Couple of questions about the paper. #9

Closed aymuos15 closed 1 month ago

aymuos15 commented 1 month ago
  1. For nnUNet, did you use the resnet version?
  2. Why use Cross-Entropy as the loss? -- This I suppose adversely affects most of the networks.
  3. Are there any ablations based on the loss?
  4. Why are there no overlap metrics reported?
  5. I also think testing on the BraTS-Mets dataset would be a nice test.

Also, Minor typo: 'of training except that nnUNet utilized official settings [13] for training.' Should be: 'of training except that of nnUNet utilized official settings [13] for training.'

Thanks!

anthonyweidai commented 1 month ago
  1. For nnUNet, did you use the resnet version?
  2. Why use Cross-Entropy as the loss? -- This I suppose adversely affects most of the networks.
  3. Are there any ablations based on the loss?
  4. Why are there no overlap metrics reported?
  5. I also think testing on the BraTS-Mets dataset would be a nice test.

Also, Minor typo: 'of training except that nnUNet utilized official settings [13] for training.' Should be: 'of training except that of nnUNet utilized official settings [13] for training.'

Thanks!

Thank you for your interest on our work. I will address your questions one by one:

  1. No, as far as I know, nnUNet adapted the UNet design and made several modifications in data augmentation, architecture, loss function, and other training and evaluation techniques, resulting in a strict structure for their codes. I ran their code on my datasets directly.
  2. Other loss functions could be used. Cross-entropy loss is the most common one. Since our work's contribution is not on the loss algorithm, we are not strict about it.
  3. Using a combination of several existing loss functions can improve performance but may reduce efficiency. For example, nnUNet used a mingled loss of Dice and Cross-entropy.
  4. Area-based metrics such as mIoU and mDice were calculated in our work.
  5. It would be interesting to validate our method on BraTS. Due to page length and time limitations, we haven't tested yet. However, we have tested our methods on several other datasets not reported in the manuscript, and the result support the paper's conclusions.

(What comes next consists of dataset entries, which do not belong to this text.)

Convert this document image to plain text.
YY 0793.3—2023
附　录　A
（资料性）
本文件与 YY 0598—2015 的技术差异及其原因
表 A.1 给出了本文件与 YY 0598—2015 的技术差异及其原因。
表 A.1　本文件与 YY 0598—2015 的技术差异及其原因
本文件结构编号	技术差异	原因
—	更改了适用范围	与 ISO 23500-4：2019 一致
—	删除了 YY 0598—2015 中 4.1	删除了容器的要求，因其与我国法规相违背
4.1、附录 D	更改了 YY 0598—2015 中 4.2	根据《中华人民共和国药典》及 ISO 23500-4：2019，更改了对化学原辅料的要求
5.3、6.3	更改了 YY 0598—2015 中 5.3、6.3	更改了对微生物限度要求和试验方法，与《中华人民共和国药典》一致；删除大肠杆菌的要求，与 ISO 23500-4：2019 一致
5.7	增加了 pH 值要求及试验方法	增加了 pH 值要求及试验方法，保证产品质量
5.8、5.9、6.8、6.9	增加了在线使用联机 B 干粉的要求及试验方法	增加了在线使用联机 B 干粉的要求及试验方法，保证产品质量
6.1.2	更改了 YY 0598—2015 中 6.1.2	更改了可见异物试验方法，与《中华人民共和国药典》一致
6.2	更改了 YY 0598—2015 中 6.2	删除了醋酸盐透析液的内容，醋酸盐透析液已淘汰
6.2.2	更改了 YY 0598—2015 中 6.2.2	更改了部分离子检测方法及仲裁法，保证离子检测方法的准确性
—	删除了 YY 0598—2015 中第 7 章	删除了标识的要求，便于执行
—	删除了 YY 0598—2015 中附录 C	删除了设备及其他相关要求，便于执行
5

If I was incorrect about the "overlap metrics" or other points, could you please provide more information?

aymuos15 commented 1 month ago
  1. I was talking about this -- ResNet Presets

2/3. I would argue saying Dice + CE is the most common one. I do agree about not being strict about the loss, but generally segmentation tasks do well with Dice + CE. Obviously it may show an increase for your model as well, but at least to me, Dice + CE would be a fairer evaluation. Just to go on your point, efficiency isn't a discussed objective in your paper either right?

  1. Apologies, I meant to say boundary metrics (Like HD95).

  2. Sounds good!

Really appreciate the time taken to answer the questions!

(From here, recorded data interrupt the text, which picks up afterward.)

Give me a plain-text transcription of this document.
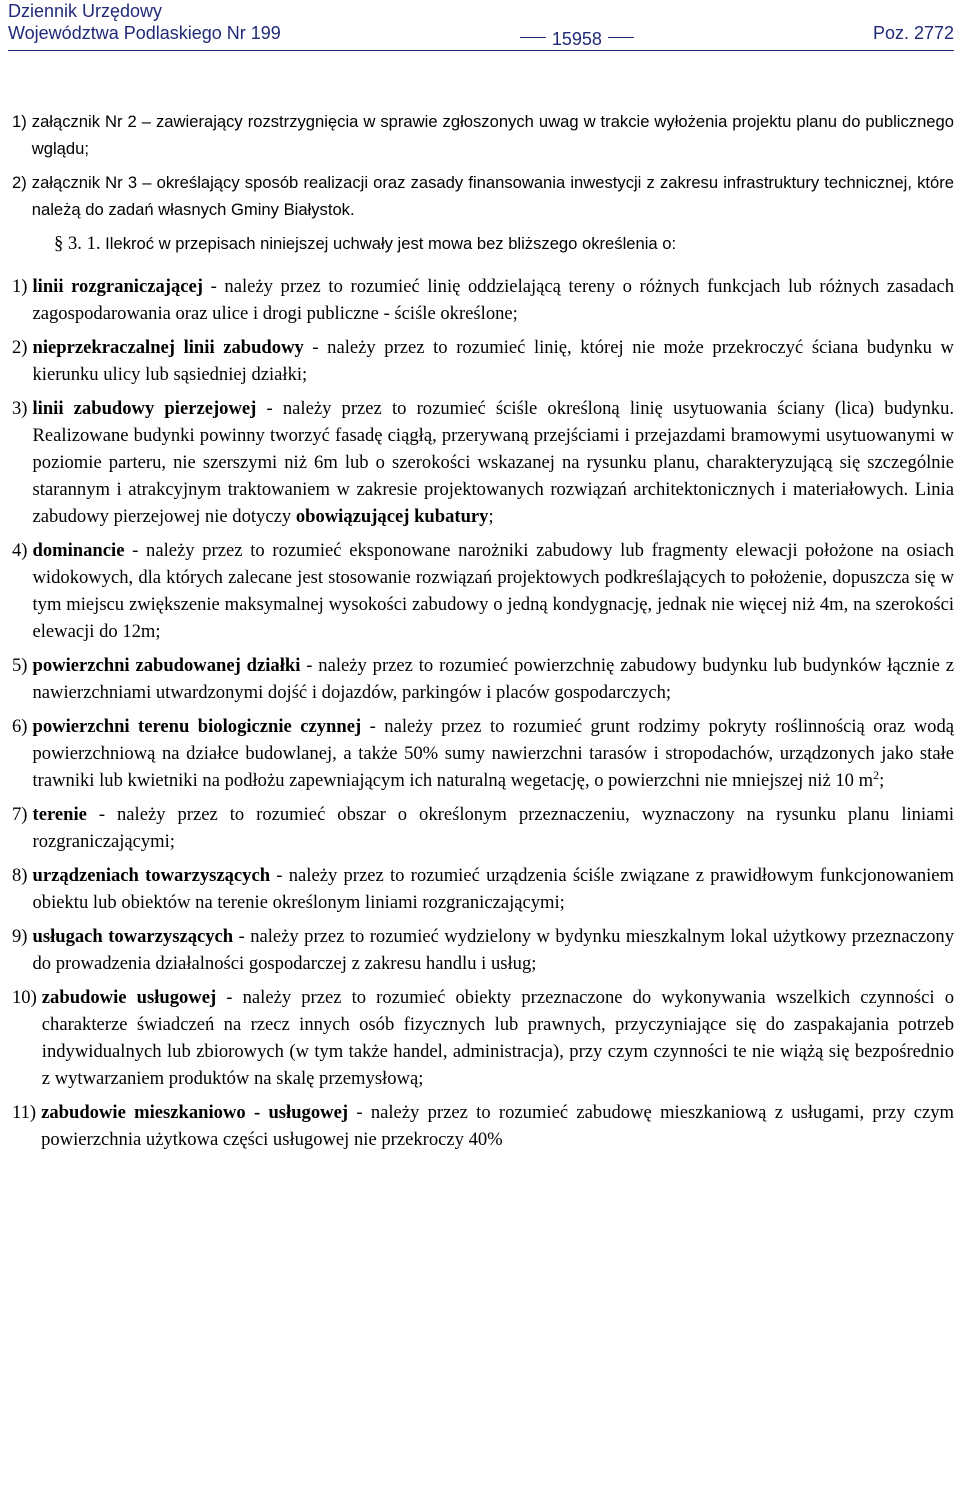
Dziennik Urzędowy
Województwa Podlaskiego Nr 199	15958	Poz. 2772
1) załącznik Nr 2 – zawierający rozstrzygnięcia w sprawie zgłoszonych uwag w trakcie wyłożenia projektu planu do publicznego wglądu;
2) załącznik Nr 3 – określający sposób realizacji oraz zasady finansowania inwestycji z zakresu infrastruktury technicznej, które należą do zadań własnych Gminy Białystok.
§ 3. 1. Ilekroć w przepisach niniejszej uchwały jest mowa bez bliższego określenia o:
1) linii rozgraniczającej - należy przez to rozumieć linię oddzielającą tereny o różnych funkcjach lub różnych zasadach zagospodarowania oraz ulice i drogi publiczne - ściśle określone;
2) nieprzekraczalnej linii zabudowy - należy przez to rozumieć linię, której nie może przekroczyć ściana budynku w kierunku ulicy lub sąsiedniej działki;
3) linii zabudowy pierzejowej - należy przez to rozumieć ściśle określoną linię usytuowania ściany (lica) budynku. Realizowane budynki powinny tworzyć fasadę ciągłą, przerywaną przejściami i przejazdami bramowymi usytuowanymi w poziomie parteru, nie szerszymi niż 6m lub o szerokości wskazanej na rysunku planu, charakteryzującą się szczególnie starannym i atrakcyjnym traktowaniem w zakresie projektowanych rozwiązań architektonicznych i materiałowych. Linia zabudowy pierzejowej nie dotyczy obowiązującej kubatury;
4) dominancie - należy przez to rozumieć eksponowane narożniki zabudowy lub fragmenty elewacji położone na osiach widokowych, dla których zalecane jest stosowanie rozwiązań projektowych podkreślających to położenie, dopuszcza się w tym miejscu zwiększenie maksymalnej wysokości zabudowy o jedną kondygnację, jednak nie więcej niż 4m, na szerokości elewacji do 12m;
5) powierzchni zabudowanej działki - należy przez to rozumieć powierzchnię zabudowy budynku lub budynków łącznie z nawierzchniami utwardzonymi dojść i dojazdów, parkingów i placów gospodarczych;
6) powierzchni terenu biologicznie czynnej - należy przez to rozumieć grunt rodzimy pokryty roślinnością oraz wodą powierzchniową na działce budowlanej, a także 50% sumy nawierzchni tarasów i stropodachów, urządzonych jako stałe trawniki lub kwietniki na podłożu zapewniającym ich naturalną wegetację, o powierzchni nie mniejszej niż 10 $m^2$;
7) terenie - należy przez to rozumieć obszar o określonym przeznaczeniu, wyznaczony na rysunku planu liniami rozgraniczającymi;
8) urządzeniach towarzyszących - należy przez to rozumieć urządzenia ściśle związane z prawidłowym funkcjonowaniem obiektu lub obiektów na terenie określonym liniami rozgraniczającymi;
9) usługach towarzyszących - należy przez to rozumieć wydzielony w bydynku mieszkalnym lokal użytkowy przeznaczony do prowadzenia działalności gospodarczej z zakresu handlu i usług;
10) zabudowie usługowej - należy przez to rozumieć obiekty przeznaczone do wykonywania wszelkich czynności o charakterze świadczeń na rzecz innych osób fizycznych lub prawnych, przyczyniające się do zaspakajania potrzeb indywidualnych lub zbiorowych (w tym także handel, administracja), przy czym czynności te nie wiążą się bezpośrednio z wytwarzaniem produktów na skalę przemysłową;
11) zabudowie mieszkaniowo - usługowej - należy przez to rozumieć zabudowę mieszkaniową z usługami, przy czym powierzchnia użytkowa części usługowej nie przekroczy 40%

anthonyweidai commented 1 month ago
  1. I was talking about this -- ResNet Presets

2/3. I would argue saying Dice + CE is the most common one. I do agree about not being strict about the loss, but generally segmentation tasks do well with Dice + CE. Obviously it may show an increase for your model as well, but at least to me, Dice + CE would be a fairer evaluation. Just to go on your point, efficiency isn't a discussed objective in your paper either right?

  1. Apologies, I meant to say boundary metrics (Like HD95).
  2. Sounds good!

Really appreciate the time taken to answer the questions!

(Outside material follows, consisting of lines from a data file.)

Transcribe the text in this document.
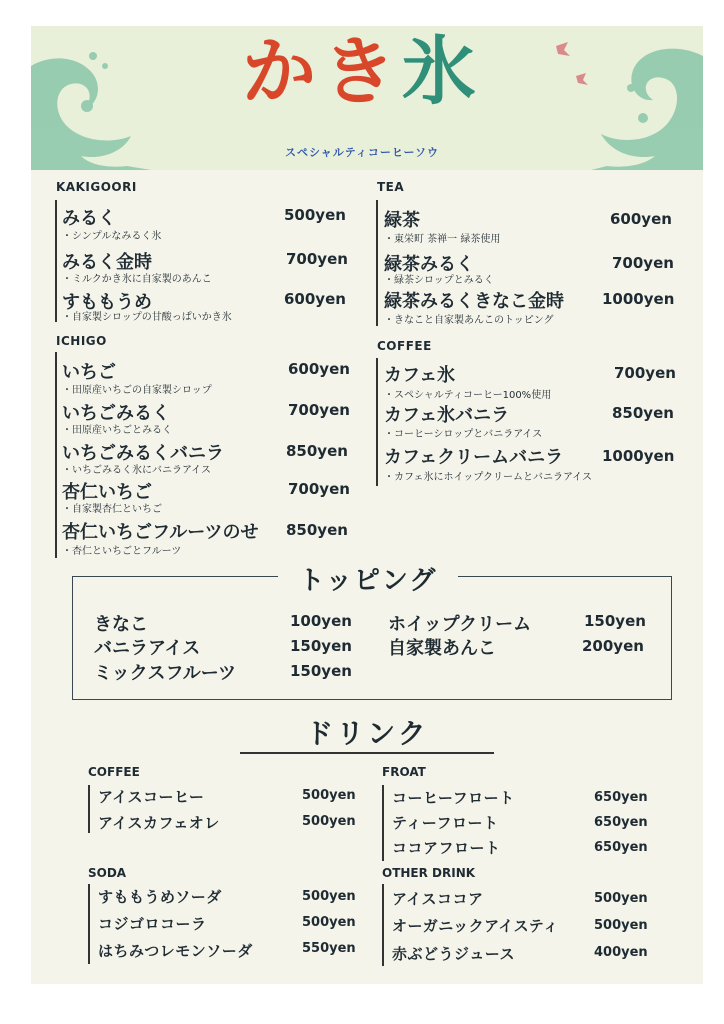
かき氷
スペシャルティコーヒーソウ
KAKIGOORI
みるく	500yen
・シンプルなみるく氷
みるく金時	700yen
・ミルクかき氷に自家製のあんこ
すももうめ	600yen
・自家製シロップの甘酸っぱいかき氷
ICHIGO
いちご	600yen
・田原産いちごの自家製シロップ
いちごみるく	700yen
・田原産いちごとみるく
いちごみるくバニラ	850yen
・いちごみるく氷にバニラアイス
杏仁いちご	700yen
・自家製杏仁といちご
杏仁いちごフルーツのせ 850yen
・杏仁といちごとフルーツ
TEA
緑茶	600yen
・東栄町 茶禅一 緑茶使用
緑茶みるく	700yen
・緑茶シロップとみるく
緑茶みるくきなこ金時	1000yen
・きなこと自家製あんこのトッピング
COFFEE
カフェ氷	700yen
・スペシャルティコーヒー100%使用
カフェ氷バニラ	850yen
・コーヒーシロップとバニラアイス
カフェクリームバニラ	1000yen
・カフェ氷にホイップクリームとバニラアイス
トッピング
きなこ	100yen
バニラアイス	150yen
ミックスフルーツ	150yen
ホイップクリーム	150yen
自家製あんこ	200yen
ドリンク
COFFEE
アイスコーヒー	500yen
アイスカフェオレ	500yen
SODA
すももうめソーダ	500yen
コジゴロコーラ	500yen
はちみつレモンソーダ	550yen
FROAT
コーヒーフロート	650yen
ティーフロート	650yen
ココアフロート	650yen
OTHER DRINK
アイスココア	500yen
オーガニックアイスティ	500yen
赤ぶどうジュース	400yen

Thanks for your reply. We used nnU-Net (org.) from thier repo. For the loss function, it's worth trying Dice + CE during training. We plan to implement more metrics in the future work. We noticed that several online implemetations of metrics (e.g., HD95) don't support vectors with batch dimensions well, leading to slow validation if performed every epoch.

aymuos15 commented 1 month ago

I think you should use the resnet presets. They offer better scores. See this discussion about a different paper on some of the few challenge datasets -- https://openreview.net/forum?id=qmN9v3O69J

And yes, that's fair. I was only talking about test metrics.

Thank you for answering all the questions and great work! Really interesting read:)